As the new director of the Integral Transpersonal Journal I would like to introduce myself to the readers and contributors of the journal.
My educational background is in clinical psychiatry and neuroimaging research. I can describe my professional development in few words: “From therapist to healer”. I started as a psychiatrist to move to transpersonal psychotherapy, changing my approach to the psychological dimension from biochemical imbalances to a spiritual level; from state of vigilance, as consciousness is defined in medical terms, to states of consciousness. I moved from research in psychiatric diseases using imaging techniques to qualitative research methods applied to psychotherapy.
It is therefore with great pleasure that I accepted the appointment as director of the Integral Transpersonal Journal, which tries to reconcile science and technologies with art and poetry in the transpersonal field.
This task can be difficult as a lot of the experiences reported in this field are very personal and difficult to objectivise, and very often it is hard to express them in a scientific language, which is free from the ambiguity and ambivalence of everyday language and it has no place at all for metaphor.

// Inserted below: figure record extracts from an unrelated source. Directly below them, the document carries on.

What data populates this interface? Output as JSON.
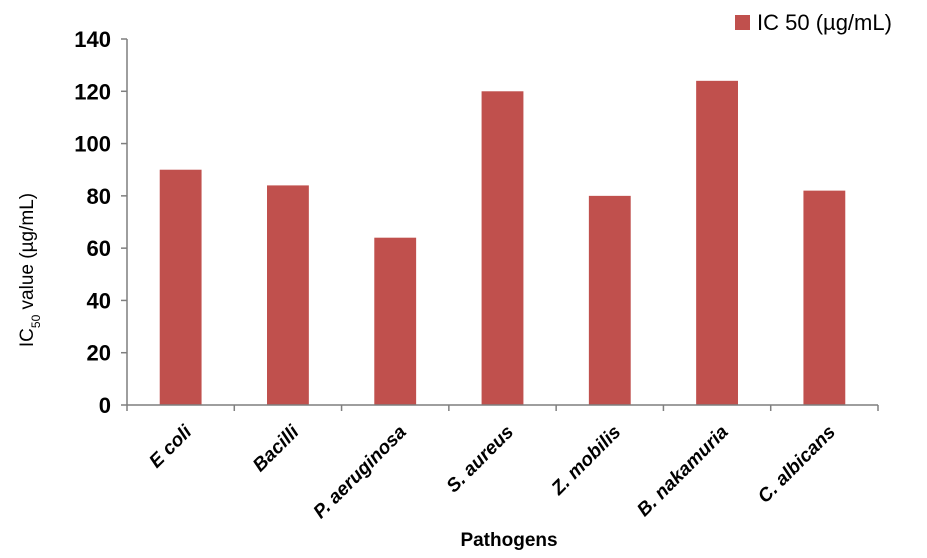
{
  "chart_data": {
    "type": "bar",
    "categories": [
      "E coli",
      "Bacilli",
      "P. aeruginosa",
      "S. aureus",
      "Z. mobilis",
      "B. nakamuria",
      "C. albicans"
    ],
    "series": [
      {
        "name": "IC 50 (µg/mL)",
        "values": [
          90,
          84,
          64,
          120,
          80,
          124,
          82
        ]
      }
    ],
    "title": "",
    "xlabel": "Pathogens",
    "ylabel_main": "IC",
    "ylabel_sub": "50",
    "ylabel_rest": " value (µg/mL)",
    "ylim": [
      0,
      140
    ],
    "yticks": [
      "0",
      "20",
      "40",
      "60",
      "80",
      "100",
      "120",
      "140"
    ],
    "grid": false,
    "legend": {
      "position": "top-right",
      "label": "IC 50 (µg/mL)"
    },
    "bar_color": "#c0504d"
  }
}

Quoting Janet Cohen “language of science represents the zero degree of deviance while poetic language is its possible maximum”.
I accept the challenge to reconcile scientific and poetic language on this journal, giving the place for transpersonal psychotherapist to report in a scientific language the results of their research and for transpersonal philosophers to share their thoughts and insights in a poetic and metaphorical language.
As it has been said in the first issue “The transpersonal vision is broad, deep, integral and integrating”. Transpersonal can be a philosophical approach to describe human life, it can be a therapeutic method to treat psychological, if not even physical, diseases. In this latter case we need to interface with the scientific medical environment, we have to prove the efficacy and reproducibility of our methods; we have to be prepared to defend our professionalism if not even to deny the accusation of quackery that is moved to us from the academic establishment.
I fully agree with the intent of this journal as it was stated saying: “We wish to help craft an epistemology that allows the transcendental inner experience and the phenomenal experience of the world, nature, culture and environment, consciousness and matter, to be all examined in a participatory light…”, therefore I welcome contributions in the form of philosophical discussion around general topic about human being, environment, etc. However I see this journal also as a way to develop and propagate the knowledge on transpersonal psychotherapy, therefore articles discussing in more scientific terms of therapeutic methods will be accepted as well. Of course the format of the two will be different according to the former statements.
Moreover comments on books, or papers published elsewhere, on transpersonal issues as well as on other interesting topics will be considered for a wider distribution among our readers. Whatever it is our position in the transpersonal field we have to be aware of the world around us, the academic and scientific world, the economic and the organizational world.
I look forward to involve in this exciting enterprise as more readers and contributors as possible, as I believe that sharing thoughts, ideas, even doubts, is the best way for scientific knowledge to progress and make the difference in human development.